Traditional Culture Encyclopedia - Traditional festivals - What does the hip flask in Beijing Opera stand for?

What does the hip flask in Beijing Opera stand for?

In Beijing Opera, the hip flask represents the heart-turning kettle, which was used by the ancients to cheat or drink for fun.

The heart-turning pot comes from the forty-first time in the classic "Three Heroes and Five Righteousness": it is a silver hip flask carved with foreign gold. It is slightly thicker than a regular hip flask, but it has two holes at the bottom. When I opened the lid, I saw a diaphragm bucket in the middle.

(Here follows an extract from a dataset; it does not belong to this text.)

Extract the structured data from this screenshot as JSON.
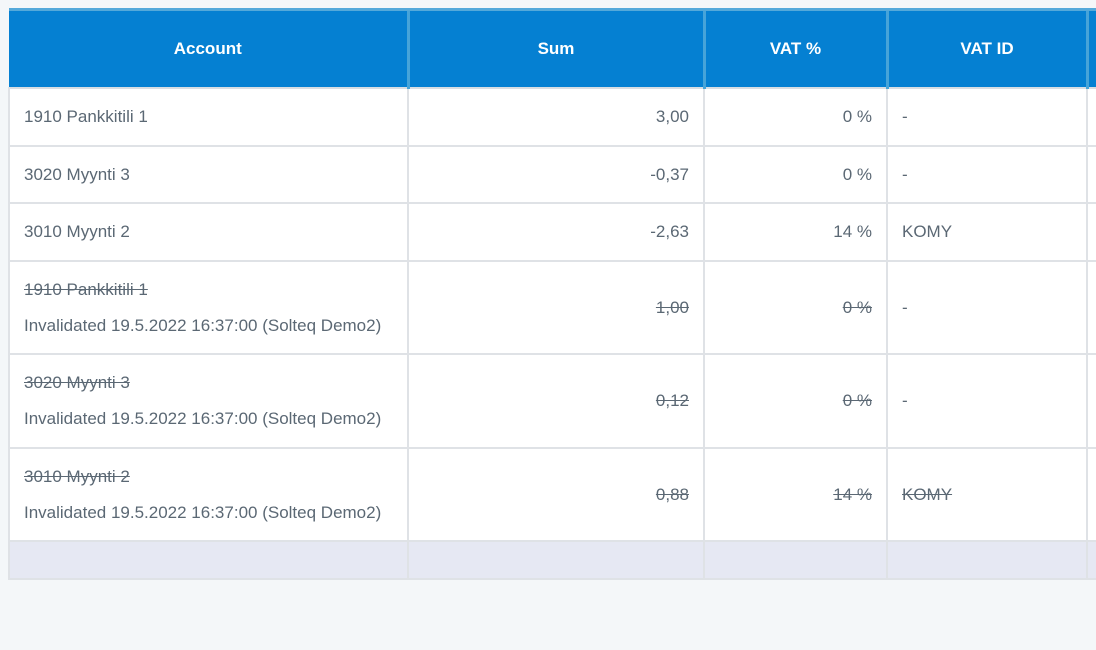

Another opera, Zhuan Xin Hu, adapted from the story of Zhuan Xin Hu in the classic novel Three Heroes and Five Righteousness, has this track in Beijing Opera, Henan Opera, Huangmei Opera and other operas.

Extended data:

As China's first martial arts work in the true sense, Three Heroes and Five Righteousness has had a far-reaching impact on modern storytelling, martial arts novels and even literature and art in China, and it can be called the originator of martial arts novels, thus setting off the climax of various martial arts literature works.

The chivalrous case-solving story in Three Heroes and Five Righteousness is complex and clear, and its language is popular, which has become the source of various operas, such as Beijing Opera Luan Jia, Welcome to the Queen, and Chen Zhou Food Release.